You can only imagine what it takes to get through a Bad Seeds audition. Trainers are out, obviously, but resemblance to a Peckinpah extra is pretty much vital. As is a sharp suit and natty shirt. But most of all you'd require the ability to remain calm and suitably stern-faced under pressure (or at least when the Prince of Darkness directs a flailing high kick around your ears). Pop Idol would be a cinch by comparison.
Tonight Nick Cave is in imperious form. With what's generally considered his best work in years to promote, he dedicates the first hour and a half of tonight's performance to the extraordinary new double album "Abattoir Blues" and "The Lyre of Orpheus".
And he does it with an elemental combination of malevolence and humour - indeed, where the malevolence and the humour end is so uncertain that even when he's humorous he's also malevolent and vice versa. (For anyone who doesn't believe that Cave does humour, the "Lyre of Orpheus" tea towels are on sale in the lobby.) You wouldn't take your eyes off him for a second.
Stick thin, threatening and possessed he commands the stage like a demented preacher - raging at the crowd, his band and the backing singers and looking for all the world like Rolf De Heer's Bad Boy Bubby.
Not that you'd accuse him of pantomime, or even dare to - the rumbling storm of "Hiding All The Way" with it's ominous hook… "there's a war coming," is about as prescient as you can get, while the likes of "Messiah Ward", "Get Ready For Love" and "Easy Money" all stand their ground among his impressive backpages.

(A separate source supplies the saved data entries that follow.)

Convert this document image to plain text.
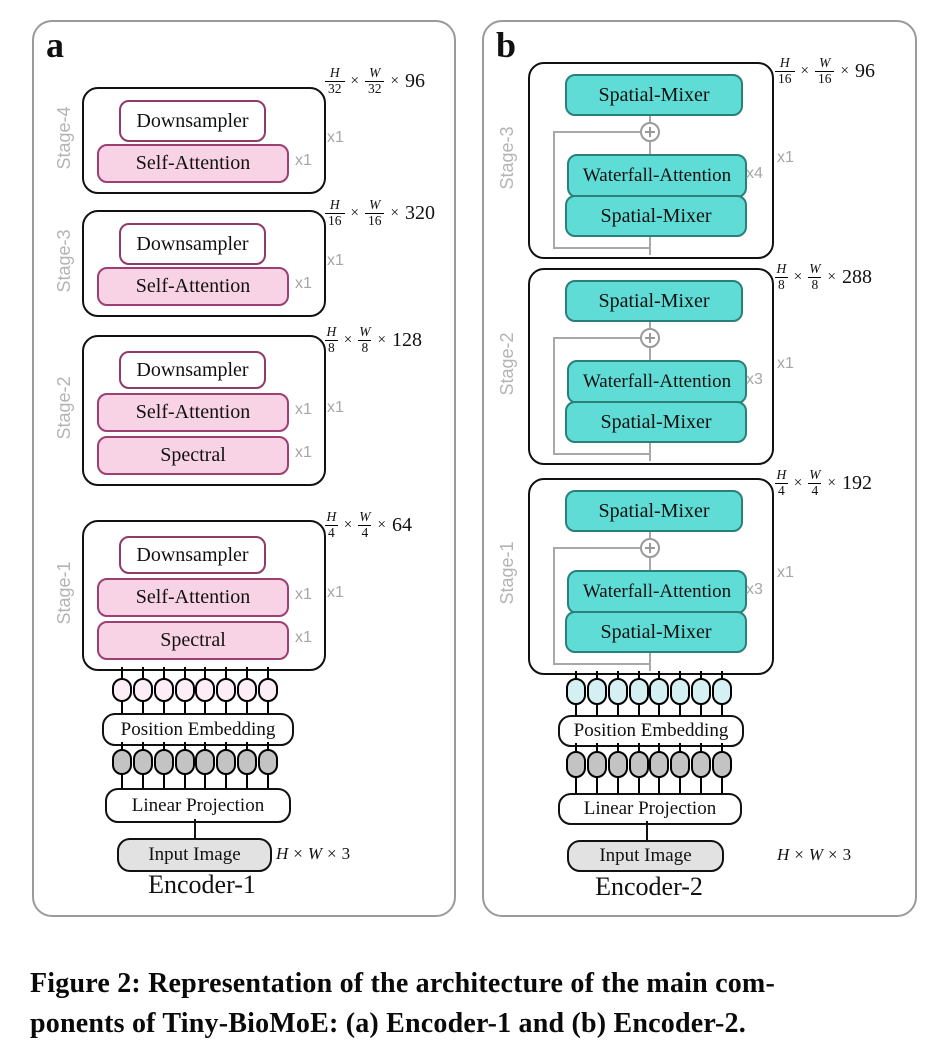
a
Stage-4	Downsampler
Self-Attention	x1
$\frac{H}{32} \times \frac{W}{32} \times 96$
x1
Stage-3	Downsampler
Self-Attention	x1
$\frac{H}{16} \times \frac{W}{16} \times 320$
x1
Stage-2
Downsampler
Self-Attention	x1
Spectral	x1
$\frac{H}{8} \times \frac{W}{8} \times 128$
x1
Stage-1
Downsampler
Self-Attention	x1
Spectral	x1
$\frac{H}{4} \times \frac{W}{4} \times 64$
x1
Position Embedding
Linear Projection
Input Image H × W × 3
Encoder-1
b
Stage-3
Spatial-Mixer
Waterfall-Attention x4
Spatial-Mixer
$\frac{H}{16} \times \frac{W}{16} \times 96$
x1
Stage-2
Spatial-Mixer
Waterfall-Attention x3
Spatial-Mixer
$\frac{H}{8} \times \frac{W}{8} \times 288$
x1
Stage-1
Spatial-Mixer
Waterfall-Attention x3
Spatial-Mixer
$\frac{H}{4} \times \frac{W}{4} \times 192$
x1
Position Embedding
Linear Projection
Input Image	H × W × 3
Encoder-2
Figure 2: Representation of the architecture of the main com-
ponents of Tiny-BioMoE: (a) Encoder-1 and (b) Encoder-2.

If anything, the pantomime - or rather the musical - came earlier on during Mercury Rev's support slot. Still looking like a band waiting for a Tim Burton movie, they previewed tracks from their forthcoming new album including "In A Funny Way" which, with it's Spector-ish drumming and dizzyingly uplifting tune, sounded the equal of anything from "Deserter's Songs".
But, with Cave flailing before us, the Rev are soon but a distant memory. For a second set we get a dip into his past riches that switches from a brooding "Red Right Hand" to the twisted cabaret of "Deanna" and from the murderous boasts of "Stagger Lee" to the holy hush of "God Is In The House".
And the best is still to come with an awesome rendition of "The Mercy Seat" that sees Cave reign fire and brimstone upon us in that damned tale of a sinner's passage to Death Row. To watch the Bad Seeds play this song is to witness one of music's higher pleasures.
This was one of the greatest gigs LAUNCH has ever witnessed. Can anybody touch this band right now?